All three parties in the coalition had pledged to renegotiate the terms of the Memorandum, which included cutting public investment programmes, the selling off of public wealth, continuing reductions in public spending, pension and wage cuts, and privatisation. However, Syriza reports that the coalition is going against the anti-austerity message which dominated the elections.

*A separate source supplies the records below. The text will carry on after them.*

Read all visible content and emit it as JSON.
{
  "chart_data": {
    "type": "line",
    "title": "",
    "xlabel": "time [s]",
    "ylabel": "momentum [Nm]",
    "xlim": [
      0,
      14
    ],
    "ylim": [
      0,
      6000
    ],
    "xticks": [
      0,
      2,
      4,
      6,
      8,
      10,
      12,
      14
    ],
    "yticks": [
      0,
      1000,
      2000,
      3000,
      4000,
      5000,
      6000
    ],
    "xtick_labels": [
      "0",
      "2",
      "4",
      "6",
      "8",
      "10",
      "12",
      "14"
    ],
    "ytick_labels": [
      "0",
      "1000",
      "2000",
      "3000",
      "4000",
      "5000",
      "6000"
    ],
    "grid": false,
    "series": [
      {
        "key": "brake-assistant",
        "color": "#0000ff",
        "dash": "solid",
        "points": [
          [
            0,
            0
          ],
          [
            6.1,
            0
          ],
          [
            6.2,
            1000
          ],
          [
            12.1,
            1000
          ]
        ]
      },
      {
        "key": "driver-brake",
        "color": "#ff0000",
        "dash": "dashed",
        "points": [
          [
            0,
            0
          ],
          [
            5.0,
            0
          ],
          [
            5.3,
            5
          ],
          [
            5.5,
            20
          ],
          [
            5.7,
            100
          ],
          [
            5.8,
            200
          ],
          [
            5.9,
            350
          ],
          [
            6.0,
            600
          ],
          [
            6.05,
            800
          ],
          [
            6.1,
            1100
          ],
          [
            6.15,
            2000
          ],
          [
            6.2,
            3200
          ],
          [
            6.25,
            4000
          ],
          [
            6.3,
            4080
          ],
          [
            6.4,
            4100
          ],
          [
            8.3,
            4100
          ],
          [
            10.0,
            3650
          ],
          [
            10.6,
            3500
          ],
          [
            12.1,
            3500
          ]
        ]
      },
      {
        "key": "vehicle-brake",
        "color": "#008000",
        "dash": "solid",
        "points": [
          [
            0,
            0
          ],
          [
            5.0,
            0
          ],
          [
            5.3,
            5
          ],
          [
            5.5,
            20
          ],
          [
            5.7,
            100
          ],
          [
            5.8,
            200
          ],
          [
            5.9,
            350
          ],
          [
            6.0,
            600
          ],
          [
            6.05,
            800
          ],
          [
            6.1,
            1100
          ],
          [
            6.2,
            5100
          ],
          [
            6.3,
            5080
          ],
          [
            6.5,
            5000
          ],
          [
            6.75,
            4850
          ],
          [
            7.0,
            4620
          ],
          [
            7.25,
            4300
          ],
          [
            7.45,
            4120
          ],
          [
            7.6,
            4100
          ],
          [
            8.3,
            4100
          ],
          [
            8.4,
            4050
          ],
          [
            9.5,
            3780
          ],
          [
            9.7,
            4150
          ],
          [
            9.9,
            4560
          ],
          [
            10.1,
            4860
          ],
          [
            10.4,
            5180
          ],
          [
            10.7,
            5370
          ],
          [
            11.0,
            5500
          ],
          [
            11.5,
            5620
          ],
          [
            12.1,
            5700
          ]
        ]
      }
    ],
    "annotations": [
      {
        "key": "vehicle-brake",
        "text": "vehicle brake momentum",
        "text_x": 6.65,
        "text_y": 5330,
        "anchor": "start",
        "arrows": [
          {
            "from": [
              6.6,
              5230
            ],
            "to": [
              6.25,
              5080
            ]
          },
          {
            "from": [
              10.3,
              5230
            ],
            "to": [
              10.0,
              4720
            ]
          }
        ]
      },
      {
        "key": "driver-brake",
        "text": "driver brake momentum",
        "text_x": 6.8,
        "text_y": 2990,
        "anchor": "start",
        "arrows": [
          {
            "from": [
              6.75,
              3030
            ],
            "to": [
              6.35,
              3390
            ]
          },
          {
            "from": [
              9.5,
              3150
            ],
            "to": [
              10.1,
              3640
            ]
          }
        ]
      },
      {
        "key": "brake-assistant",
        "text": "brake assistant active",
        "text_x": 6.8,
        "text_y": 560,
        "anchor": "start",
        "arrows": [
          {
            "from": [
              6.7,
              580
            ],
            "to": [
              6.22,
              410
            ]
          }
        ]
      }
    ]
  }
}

The opposition insist that all signs indicate that the government will in fact adhere to the commitments outlined in the Memorandum which have caused so much distress in Greece.

Syriza has argued that ‘The only prospect for the Greek economy’s recovery [is] the overthrow of destructive memorandum policies and a new strategic plan to support growth, employment and a productive restructuring of the economy’.

Panagiotis Kouroublis, Syriza’s Parlimentary representative, released several separate statements yesterday in which he reacted to considerations voiced by British PM David Cameron concerning the possible Greek exit from the Eurozone, and consequent plans to close British boarders to Greek nationals if the hotly debated event transpires.

Kouroublis, after asserting that such statements were unacceptable and must be refuted, revised or completely retracted, went on to state that: ‘Given that the United Kingdom hosts within its territory the base of the speculative banking system that is at the centre of the creation of problems that European countries and especially Greece, are catastrophically experiencing, he has an obligation to carry out corrective actions in the interior of his own country before he proceeds with the utterance, with admittedly unrivalled ease, of statements that undermine European bonds.’

 

The Greek governments response to Syriza’s assertions was brief and rather ambiguous. Government spokesman Simos Kedikoglou merely said that: “this government with a mandate by the people has chosen our stay in Europe and the euro. Syriza (the Radical Left Coalition) and the interests of the drachma can wait until the next elections.”